Carbon tax revenues could also be ploughed back into energy-efficient schemes and initiatives to encourage businesses in Ireland to become more environmentally friendly by adopting cleaner technologies, thereby reducing energy costs. The recently launched Energy Demand Reduction Target Programme (EDRT) involves the promotion of energy services by energy companies in Ireland and has the potential to reduce energy costs and related CO2 emissions, create further employment and develop a market for energy services in Ireland. 

The Commission on Taxation recommended that the new carbon tax should be clearly visible at the point of sale to ensure that it would not be seen as just another tax and that it should have the effect of influencing individual behaviour. IBEC have voiced support for a carbon tax that is based on a scenario where the revenues collected are recycled, ultimately reducing costs for businesses.

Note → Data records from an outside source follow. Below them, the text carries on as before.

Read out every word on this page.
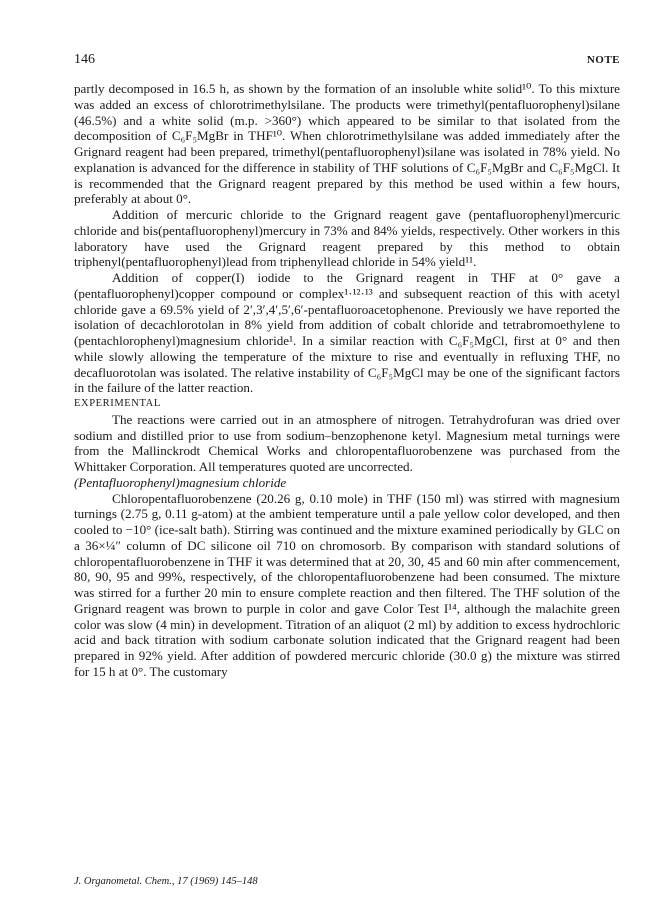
146	NOTE

partly decomposed in 16.5 h, as shown by the formation of an insoluble white solid¹⁰. To this mixture was added an excess of chlorotrimethylsilane. The products were trimethyl(pentafluorophenyl)silane (46.5%) and a white solid (m.p. >360°) which appeared to be similar to that isolated from the decomposition of C₆F₅MgBr in THF¹⁰. When chlorotrimethylsilane was added immediately after the Grignard reagent had been prepared, trimethyl(pentafluorophenyl)silane was isolated in 78% yield. No explanation is advanced for the difference in stability of THF solutions of C₆F₅MgBr and C₆F₅MgCl. It is recommended that the Grignard reagent prepared by this method be used within a few hours, preferably at about 0°.

Addition of mercuric chloride to the Grignard reagent gave (pentafluorophenyl)mercuric chloride and bis(pentafluorophenyl)mercury in 73% and 84% yields, respectively. Other workers in this laboratory have used the Grignard reagent prepared by this method to obtain triphenyl(pentafluorophenyl)lead from triphenyllead chloride in 54% yield¹¹.

Addition of copper(I) iodide to the Grignard reagent in THF at 0° gave a (pentafluorophenyl)copper compound or complex¹·¹²·¹³ and subsequent reaction of this with acetyl chloride gave a 69.5% yield of 2′,3′,4′,5′,6′-pentafluoroacetophenone. Previously we have reported the isolation of decachlorotolan in 8% yield from addition of cobalt chloride and tetrabromoethylene to (pentachlorophenyl)magnesium chloride¹. In a similar reaction with C₆F₅MgCl, first at 0° and then while slowly allowing the temperature of the mixture to rise and eventually in refluxing THF, no decafluorotolan was isolated. The relative instability of C₆F₅MgCl may be one of the significant factors in the failure of the latter reaction.

EXPERIMENTAL

The reactions were carried out in an atmosphere of nitrogen. Tetrahydrofuran was dried over sodium and distilled prior to use from sodium–benzophenone ketyl. Magnesium metal turnings were from the Mallinckrodt Chemical Works and chloropentafluorobenzene was purchased from the Whittaker Corporation. All temperatures quoted are uncorrected.

(Pentafluorophenyl)magnesium chloride

Chloropentafluorobenzene (20.26 g, 0.10 mole) in THF (150 ml) was stirred with magnesium turnings (2.75 g, 0.11 g-atom) at the ambient temperature until a pale yellow color developed, and then cooled to −10° (ice-salt bath). Stirring was continued and the mixture examined periodically by GLC on a 36×¼″ column of DC silicone oil 710 on chromosorb. By comparison with standard solutions of chloropentafluorobenzene in THF it was determined that at 20, 30, 45 and 60 min after commencement, 80, 90, 95 and 99%, respectively, of the chloropentafluorobenzene had been consumed. The mixture was stirred for a further 20 min to ensure complete reaction and then filtered. The THF solution of the Grignard reagent was brown to purple in color and gave Color Test I¹⁴, although the malachite green color was slow (4 min) in development. Titration of an aliquot (2 ml) by addition to excess hydrochloric acid and back titration with sodium carbonate solution indicated that the Grignard reagent had been prepared in 92% yield. After addition of powdered mercuric chloride (30.0 g) the mixture was stirred for 15 h at 0°. The customary

J. Organometal. Chem., 17 (1969) 145–148
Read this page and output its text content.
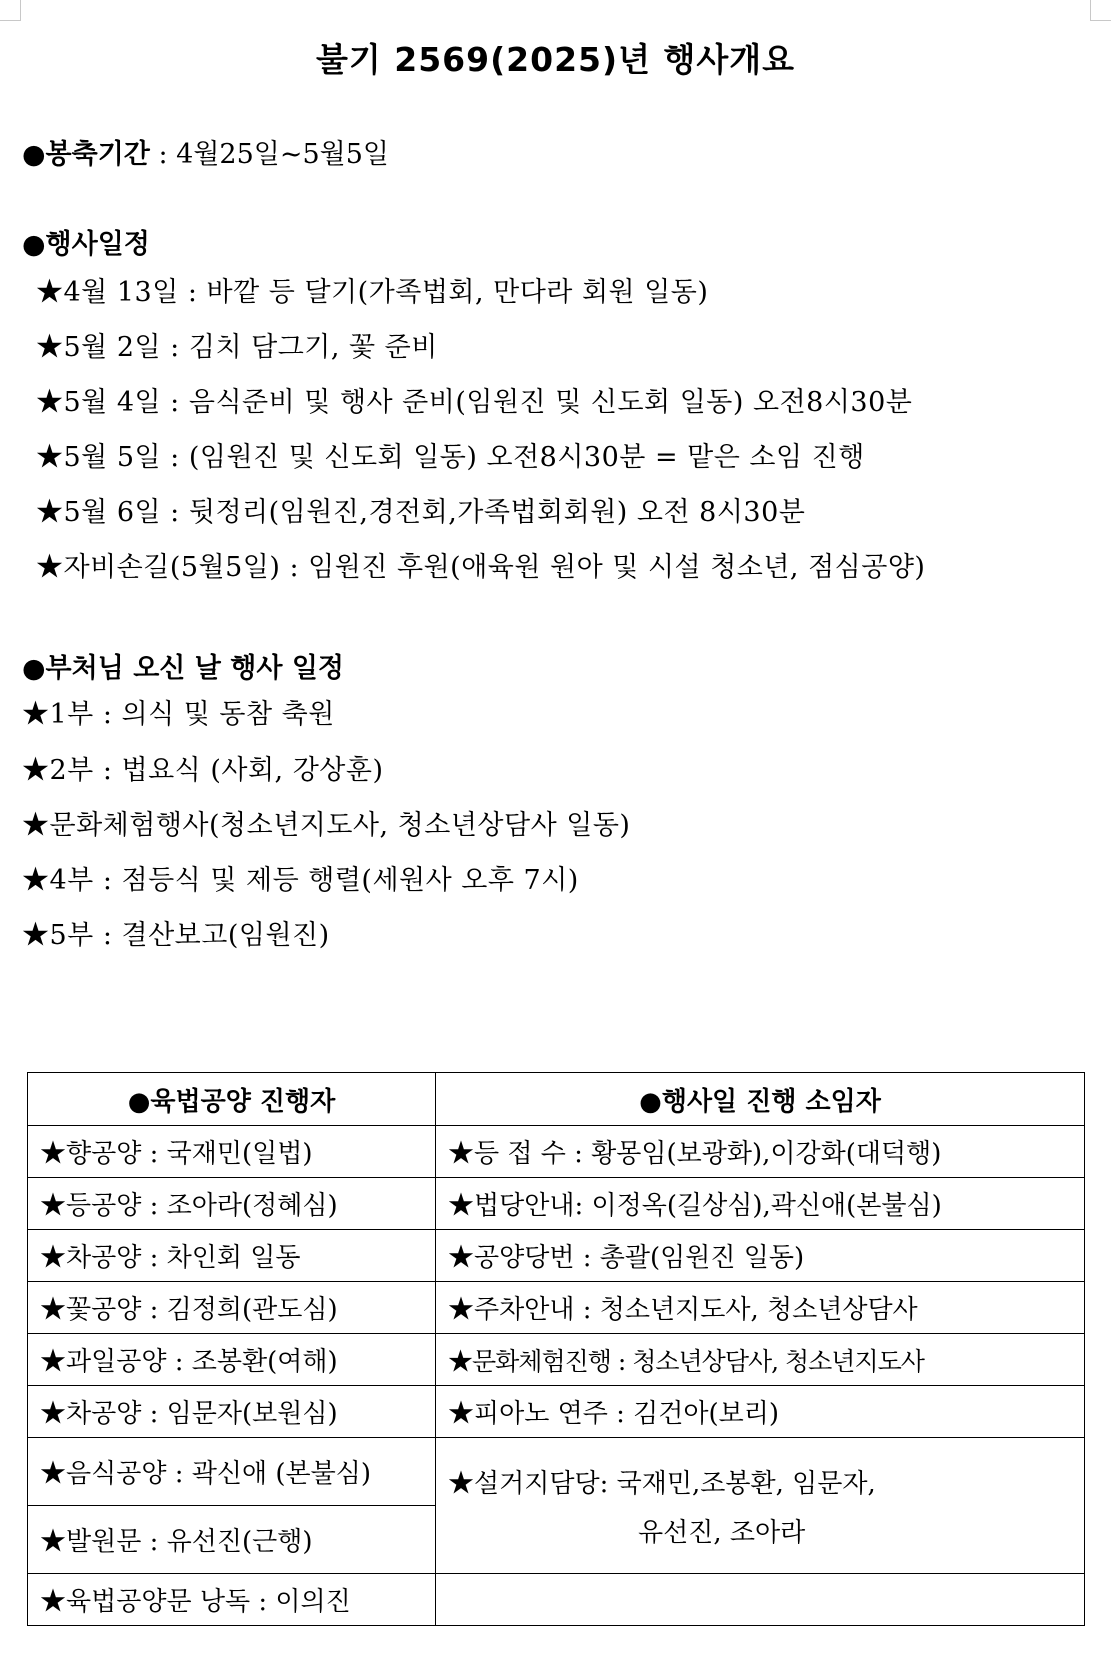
불기 2569(2025)년 행사개요
●봉축기간 : 4월25일~5월5일
●행사일정
★4월 13일 : 바깥 등 달기(가족법회, 만다라 회원 일동)
★5월 2일 : 김치 담그기, 꽃 준비
★5월 4일 : 음식준비 및 행사 준비(임원진 및 신도회 일동) 오전8시30분
★5월 5일 : (임원진 및 신도회 일동) 오전8시30분 = 맡은 소임 진행
★5월 6일 : 뒷정리(임원진,경전회,가족법회회원) 오전 8시30분
★자비손길(5월5일) : 임원진 후원(애육원 원아 및 시설 청소년, 점심공양)
●부처님 오신 날 행사 일정
★1부 : 의식 및 동참 축원
★2부 : 법요식 (사회, 강상훈)
★문화체험행사(청소년지도사, 청소년상담사 일동)
★4부 : 점등식 및 제등 행렬(세원사 오후 7시)
★5부 : 결산보고(임원진)
●육법공양 진행자	●행사일 진행 소임자
★향공양 : 국재민(일법)	★등 접 수 : 황몽임(보광화),이강화(대덕행)
★등공양 : 조아라(정혜심)	★법당안내: 이정옥(길상심),곽신애(본불심)
★차공양 : 차인회 일동	★공양당번 : 총괄(임원진 일동)
★꽃공양 : 김정희(관도심)	★주차안내 : 청소년지도사, 청소년상담사
★과일공양 : 조봉환(여해)	★문화체험진행 : 청소년상담사, 청소년지도사
★차공양 : 임문자(보원심)	★피아노 연주 : 김건아(보리)
★음식공양 : 곽신애 (본불심)	★설거지담당: 국재민,조봉환, 임문자,
유선진, 조아라

★발원문 : 유선진(근행)	
★육법공양문 낭독 : 이의진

We have already seen the positive effects of linking the Vehicle Registration Tax to CO2 emissions and the provision of additional business taxation reliefs for vehicles with lower CO2 emission levels. Perhaps some of the revenue generated from the carbon tax should be used to further encourage the use of eco-friendly vehicles?

The Green Party has consistently said that the main purpose of the carbon tax is to change behaviour and not to raise revenue for the government. The main aim of environmental tax reform must be the reduction of greenhouse gas emissions and not to improve the efficiency of the economy. Other jurisdictions have reaped the benefits of using their carbon tax regimes to promote investment in alternative energy sources while reducing CO2 emissions. Let’s hope that we learn from that experience.